As we survey the aftermath of the recent 2012-2013 NHL labour lockout, viewing this DVD set brought back wonderful memories of seven very brief years when the National Hockey League was not the only game in town.
With exclusive videos of WHA championship victories by the Quebec Nordiques and Winnipeg Jets, the DVD also presents a WHA All-Star game and the little-known exhibition win by the New England Whalers over the Soviet National hockey team.
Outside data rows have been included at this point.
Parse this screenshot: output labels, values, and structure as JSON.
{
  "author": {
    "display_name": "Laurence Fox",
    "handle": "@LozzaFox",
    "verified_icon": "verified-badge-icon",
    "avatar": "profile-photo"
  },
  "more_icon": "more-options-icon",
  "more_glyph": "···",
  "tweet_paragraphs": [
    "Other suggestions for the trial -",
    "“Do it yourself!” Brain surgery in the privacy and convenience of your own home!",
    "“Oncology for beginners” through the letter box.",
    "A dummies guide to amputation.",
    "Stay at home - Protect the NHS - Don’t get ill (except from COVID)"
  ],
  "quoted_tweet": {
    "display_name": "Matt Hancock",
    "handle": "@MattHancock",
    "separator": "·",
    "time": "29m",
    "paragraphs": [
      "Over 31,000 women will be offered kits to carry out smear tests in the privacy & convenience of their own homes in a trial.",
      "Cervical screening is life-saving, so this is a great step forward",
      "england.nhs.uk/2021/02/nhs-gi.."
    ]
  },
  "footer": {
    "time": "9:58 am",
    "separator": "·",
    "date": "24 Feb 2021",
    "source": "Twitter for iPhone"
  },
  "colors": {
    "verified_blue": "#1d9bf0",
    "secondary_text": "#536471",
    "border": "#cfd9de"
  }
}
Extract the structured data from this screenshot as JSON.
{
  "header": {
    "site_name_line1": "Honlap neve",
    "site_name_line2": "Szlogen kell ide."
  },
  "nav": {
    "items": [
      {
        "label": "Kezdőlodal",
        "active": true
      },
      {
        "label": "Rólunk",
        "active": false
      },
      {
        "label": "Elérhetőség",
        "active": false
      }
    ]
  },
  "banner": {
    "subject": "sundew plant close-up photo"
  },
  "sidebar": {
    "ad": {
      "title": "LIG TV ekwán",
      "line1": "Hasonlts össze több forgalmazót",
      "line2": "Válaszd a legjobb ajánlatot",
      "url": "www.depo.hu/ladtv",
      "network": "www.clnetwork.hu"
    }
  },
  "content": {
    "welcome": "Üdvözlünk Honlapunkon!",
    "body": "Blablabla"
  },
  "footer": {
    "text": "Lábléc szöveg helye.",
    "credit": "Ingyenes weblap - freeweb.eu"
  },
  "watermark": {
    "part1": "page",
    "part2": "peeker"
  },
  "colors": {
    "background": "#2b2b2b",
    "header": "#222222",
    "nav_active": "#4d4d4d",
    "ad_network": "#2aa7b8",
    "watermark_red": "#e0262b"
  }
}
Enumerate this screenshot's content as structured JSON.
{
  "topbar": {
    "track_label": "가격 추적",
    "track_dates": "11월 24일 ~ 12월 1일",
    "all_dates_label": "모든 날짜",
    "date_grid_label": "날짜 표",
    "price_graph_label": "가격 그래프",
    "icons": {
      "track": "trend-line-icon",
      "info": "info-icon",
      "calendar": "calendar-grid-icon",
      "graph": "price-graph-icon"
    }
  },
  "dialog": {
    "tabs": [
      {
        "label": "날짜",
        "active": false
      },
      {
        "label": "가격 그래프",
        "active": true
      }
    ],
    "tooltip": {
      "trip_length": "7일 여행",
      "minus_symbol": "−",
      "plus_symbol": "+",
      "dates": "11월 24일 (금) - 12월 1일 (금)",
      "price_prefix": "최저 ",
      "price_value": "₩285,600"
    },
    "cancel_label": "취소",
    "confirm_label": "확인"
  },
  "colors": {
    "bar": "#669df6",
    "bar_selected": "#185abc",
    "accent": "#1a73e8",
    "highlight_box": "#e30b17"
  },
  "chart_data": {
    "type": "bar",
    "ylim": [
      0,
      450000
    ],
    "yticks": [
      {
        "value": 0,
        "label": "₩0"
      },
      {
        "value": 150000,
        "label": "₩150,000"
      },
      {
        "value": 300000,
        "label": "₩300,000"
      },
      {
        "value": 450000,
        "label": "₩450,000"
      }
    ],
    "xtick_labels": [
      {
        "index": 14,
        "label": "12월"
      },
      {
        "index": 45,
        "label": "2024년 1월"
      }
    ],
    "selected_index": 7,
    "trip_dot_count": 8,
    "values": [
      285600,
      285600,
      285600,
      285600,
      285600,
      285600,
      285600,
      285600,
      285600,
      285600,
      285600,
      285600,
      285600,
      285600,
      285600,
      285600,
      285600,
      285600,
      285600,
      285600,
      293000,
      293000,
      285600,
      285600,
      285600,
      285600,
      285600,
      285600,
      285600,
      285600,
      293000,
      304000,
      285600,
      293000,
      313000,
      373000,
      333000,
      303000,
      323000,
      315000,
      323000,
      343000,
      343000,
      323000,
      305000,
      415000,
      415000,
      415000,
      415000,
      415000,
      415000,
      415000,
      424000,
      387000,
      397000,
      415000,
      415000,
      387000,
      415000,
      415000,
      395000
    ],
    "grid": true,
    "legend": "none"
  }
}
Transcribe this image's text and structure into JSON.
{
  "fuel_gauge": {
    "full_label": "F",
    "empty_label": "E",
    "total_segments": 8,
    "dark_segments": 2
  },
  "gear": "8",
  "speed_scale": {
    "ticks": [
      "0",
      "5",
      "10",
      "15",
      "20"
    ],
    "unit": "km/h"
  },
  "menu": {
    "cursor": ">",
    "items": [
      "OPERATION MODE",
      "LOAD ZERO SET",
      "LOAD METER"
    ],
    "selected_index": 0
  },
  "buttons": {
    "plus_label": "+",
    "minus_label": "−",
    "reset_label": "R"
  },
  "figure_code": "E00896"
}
For me, the highlight of the set is an exclusive interview with Bobby Hull, whose defection from the Chicago Blackhawks rocked the NHL and brought viability to the fledgling World Hockey Association in 1972. Bobby shares a great story about how mavericks "Wild Bill" Hunter and Ben Hatskin inadvertently pushed NHL moguls to get involved in the Canada-Russia Summit Series in 1972. The NHL was in its own little world, but before it was too late they foresaw there could be North American involvement in international hockey without them unless they pushed to the front of the line.
The series was woefully ill-timed, as the senior league still relied on predictable and easy-to-defend "linear" hockey, clearly icing an ill-prepared all-star squad, but hockey history was unfolding before our eyes. As time wears on, the Canada-Russia series of '72 remains one of Canada's fondest national memories.
The WHA not only opened up hockey, but perhaps the world also. Starting with western European players, eventually players defected from Czechoslovakia and Russia.
Entering with a bang, the rival league went down with a whimper, ending up with only 4 of their franchises being absorbed in a 1979 "expansion." Of these four (Winnipeg Jets, Edmonton Oilers, Quebec Nordiques, Hartford Whalers), only the Edmonton franchise survived. The NHL vanquished its rival, almost completely erasing memory of it, but the 7-year blip made for many great hockey memories.
I am disappointed and frankly, greatly surprised, no WHA Hockey tapes survived from Global TV's 1970s coverage of the Toronto Toros! Does anyone remember the broadcasting troika of Mike Anscombe, Carl Brewer and Bill Bird, covering the Toros weekly from a half-full/half-empty Maple Leaf Gardens, icing luminaries like Shotgun Tommy Simpson, Frank Mahovlich, Paul Henderson, Les Binkley, Vaclav Nedomansky, Gilles Gratton, Dave Tataryn, Greg Neeld and Carl Brewer (called out of retirement)? I suspect that not all of the games disappeared and if my hunch is right, they are probably occupying some lucky person's library as I type. Alas, perhaps we'll never know.